To develop an understanding of

* how a compiler for a high-level programming language works,

* how programming language design is influenced by compiler structure,

* how computer architecture is influenced by the needs of compiled programs.

The course provides the specific technical skills needed for constructing parsers, interpreters and translators as well as introducing topics in code optimisation and semantic analysis.

Learning outcomes

Students will have developed by the end of the course sufficient technical skills for constructing parsers, interpreters and translators to be able to build their own compiler from scratch using suitable tools. They will be able to describe how a compiler for a high level programming language works and will have an understanding of how programming language design is influenced by compiler structure and how computer architecture is influenced by the needs of compiled programs.

Module syllabus

Language processors, compilers, interpreters and their relatives. The structure of a compiler. Its context: editors, and loaders. Phases and passes. A complete example in two or three lectures.

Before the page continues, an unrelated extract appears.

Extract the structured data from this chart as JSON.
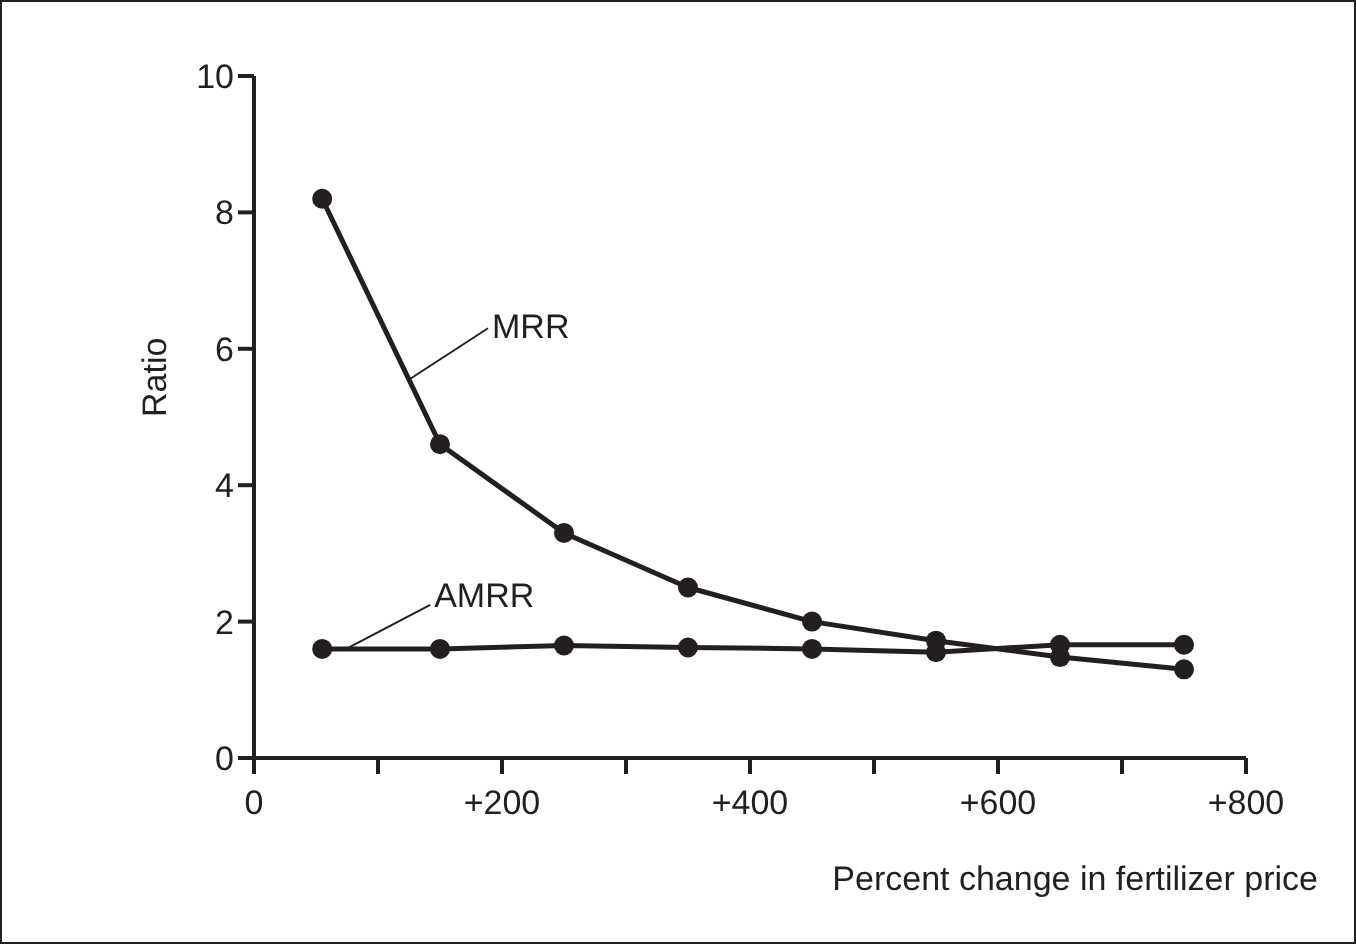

Code generation for arithmetic expressions, using a stack and using registers. The importance of effective use of registers. Sethi-Ullman numbers and the graph colouring approach. Code generation for statements, control structures and logical expressions. Short-circuiting logical operators. Dynamic and static instruction counts.

Lexical Analysis: Regular Expressions, Finite Automata, NFAs, DFAs, Regular Expressions to DFAs.

Syntax Analysis: Top Down Parsing, Bottom Up Parsing, Chomsky Hierarchy, Context Free Grammars, Ambiguous Grammars

LR Parsing: Pushdown Automata, LR Parsing Tables, LR(0), SLR, LR(1), LALR(1), First and Follow Sets, Shift-Reduce and Reduce-Reduce Errors, Error Recovery, Abstract Syntax Trees.

LL Parsing: Definition, EBNF, Recursive Descent Parsing, Left Factorisation, Substitution, Left Recursion Removal, Error Recovery, Table- Driven LL(1)Parsing

Semantic Analysis: Classes of semantic checks, Symbol Tables, Check methods for Imperative statements, Type Checking, Single Inheritance, Attribute Grammars

Runtime Organisation: Memory layout, Objects, Method Calls, Inheritance, Overriding, Dynamic Binding, Global/Stack/Heap Data, Explicit Heap Allocation, Garbage Allocation, Reference Counting GC, Mark-Sweep GC, Two- Space GC, Generational GC.

Optimisation: peephole, basic block, inter-block ('global') and interprocedural. Strength reduction. Side-effects and aliasing.

Concrete versus abstract syntax. Interpreters. Name scope: environments; static versus dynamic scoping. Semantic checking: type checking. Translation: decompilation; pretty-printing. Code generation: stack machines; assembly language; run-time stacks and block structure; static and dynamic chains; global variables; register machines. Optimisation: register allocation; constant folding; Boolean expressions; assignment; statements; loops; invariant code. Data structures: arrays; generators; element access; bounds checking; common subexpressions; base and index register use; dope vectors. Syntax analysis: BNF; context-free grammars; recognisers; parse trees. Warshall's algorithm; context clashes; producing abstract syntax trees. Bottom-up parsing; operator precedence; operator grammars; constructing precedence matrices. Lexical analysis: finite-state automata.

Teaching methods

 Lectures and tutorials are used for teaching.


 In addition to the formal exam, student learning is supported through unassessed and assessed tutorial exercises and a term-long lab project.

Module leaders

Dr Naranker Dulay
Professor Paul Kelly